Deutschland erweckt die Geister einer dunklen Vergangenheit wieder zum Leben und behauptet erneut, die Autorität zu haben, zu definieren, wer ein Jude ist. Diejenigen, die dies behaupten, sind in Deutschland lebende Juden, die sich in dem Moment, in dem sie Israel kritisieren, als Zielscheibe von Delegitimierungsprozessen wiederfinden. Zwischen Israel und den Juden entscheidet sich Deutschland für den zionistischen Staat.

Für den Philosophen und Journalisten Martin Gak, „wenn der deutsche Staat sich in die Lage versetzt, mir vorzuschreiben, was die Meinung eines Juden sein soll und welche Äußerungen des Antisemitismus zu verurteilen und welche zu schützen sind, kommt mir der berühmte Satz von Hermann Göring in den Sinn, einem der Hauptarchitekten des Polizeistaats in Nazi-Deutschland: In Deutschland entscheide ich, wer ein Jude ist.“

„Was passiert, ist, dass der deutsche Staat die Rolle übernimmt, jüdischer zu sein als die Juden“, sagt Michael Sappir, ein israelischer Jude, der die antizionistischen Bewegungen Jewish-Israeli Dissidence in Leipzig und Israelis for Peace in Berlin mitbegründet hat. „Die Kehrtwende ist erstaunlich, es ist, als ob Deutschland das Opfer von Antisemitismus wäre“, fügt er hinzu.

Seit der Bundestag 2019 eine Resolution verabschiedet hat, in der die BDS-Bewegung, die zu wirtschaftlichem Druck auf Israel aufruft, als antisemitisch verurteilt wird, haben verschiedene Kultureinrichtungen im Land Einladungen zurückgezogen und Veranstaltungen abgesagt, um dem Vorwurf des Antisemitismus vorzubeugen.

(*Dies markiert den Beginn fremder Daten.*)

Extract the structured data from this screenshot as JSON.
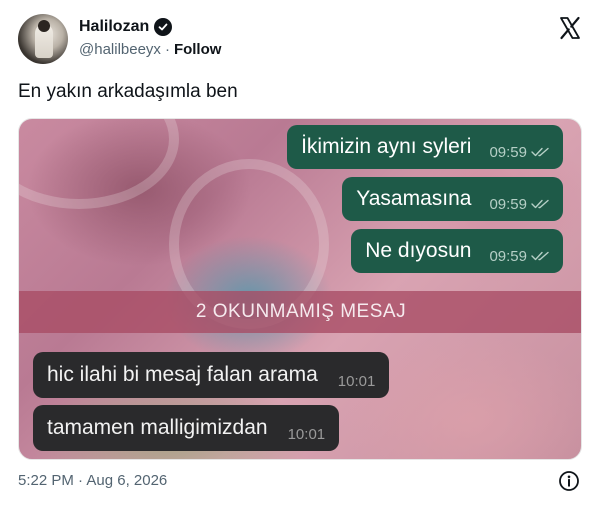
{
  "author": {
    "display_name": "Halilozan",
    "handle": "@halilbeeyx",
    "separator": "·",
    "follow_label": "Follow"
  },
  "tweet": {
    "text": "En yakın arkadaşımla ben",
    "timestamp": "5:22 PM · Aug 6, 2026"
  },
  "chat": {
    "outgoing": [
      {
        "text": "İkimizin aynı syleri",
        "time": "09:59"
      },
      {
        "text": "Yasamasına",
        "time": "09:59"
      },
      {
        "text": "Ne dıyosun",
        "time": "09:59"
      }
    ],
    "unread_banner": "2 OKUNMAMIŞ MESAJ",
    "incoming": [
      {
        "text": "hic ilahi bi mesaj falan arama",
        "time": "10:01"
      },
      {
        "text": "tamamen malligimizdan",
        "time": "10:01"
      }
    ]
  },
  "icons": {
    "verified": "verified-badge-icon",
    "brand": "x-logo-icon",
    "info": "info-icon",
    "read": "double-check-icon"
  },
  "colors": {
    "outgoing_bubble": "#1e5a48",
    "incoming_bubble": "#2a2a2c",
    "unread_banner": "#a84b64",
    "muted_text": "#536471"
  }
}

Dieses Phänomen wurde nach dem 7. Oktober 2023, als Deutschland ein fast vollständiges Verbot pro-palästinensischer Proteste verhängte, noch deutlicher. Die deutschen Behörden leiteten eine der umfangreichsten Razzien gegen die Zivilgesellschaft seit Jahrzehnten ein und erließen drakonische Verbote für pro-palästinensische Reden und Symbole. Diese Repressionskampagne richtete sich gegen Künstler, Verleger, Aktivisten und Akademiker. Einige von ihnen waren Juden.

Als der israelische Filmemacher Yuval Abraham und sein palästinensischer Co-Regisseur Basel Adra in ihren Reden zur Preisverleihung der Berlinale im Februar Deutschlands Mitschuld am Krieg in Gaza und Israels gewaltsame Unterdrückung der Palästinenser kritisierten, wurden sie vom Berliner Bürgermeister Kai Wegner (CDU) des Antisemitismus bezichtigt.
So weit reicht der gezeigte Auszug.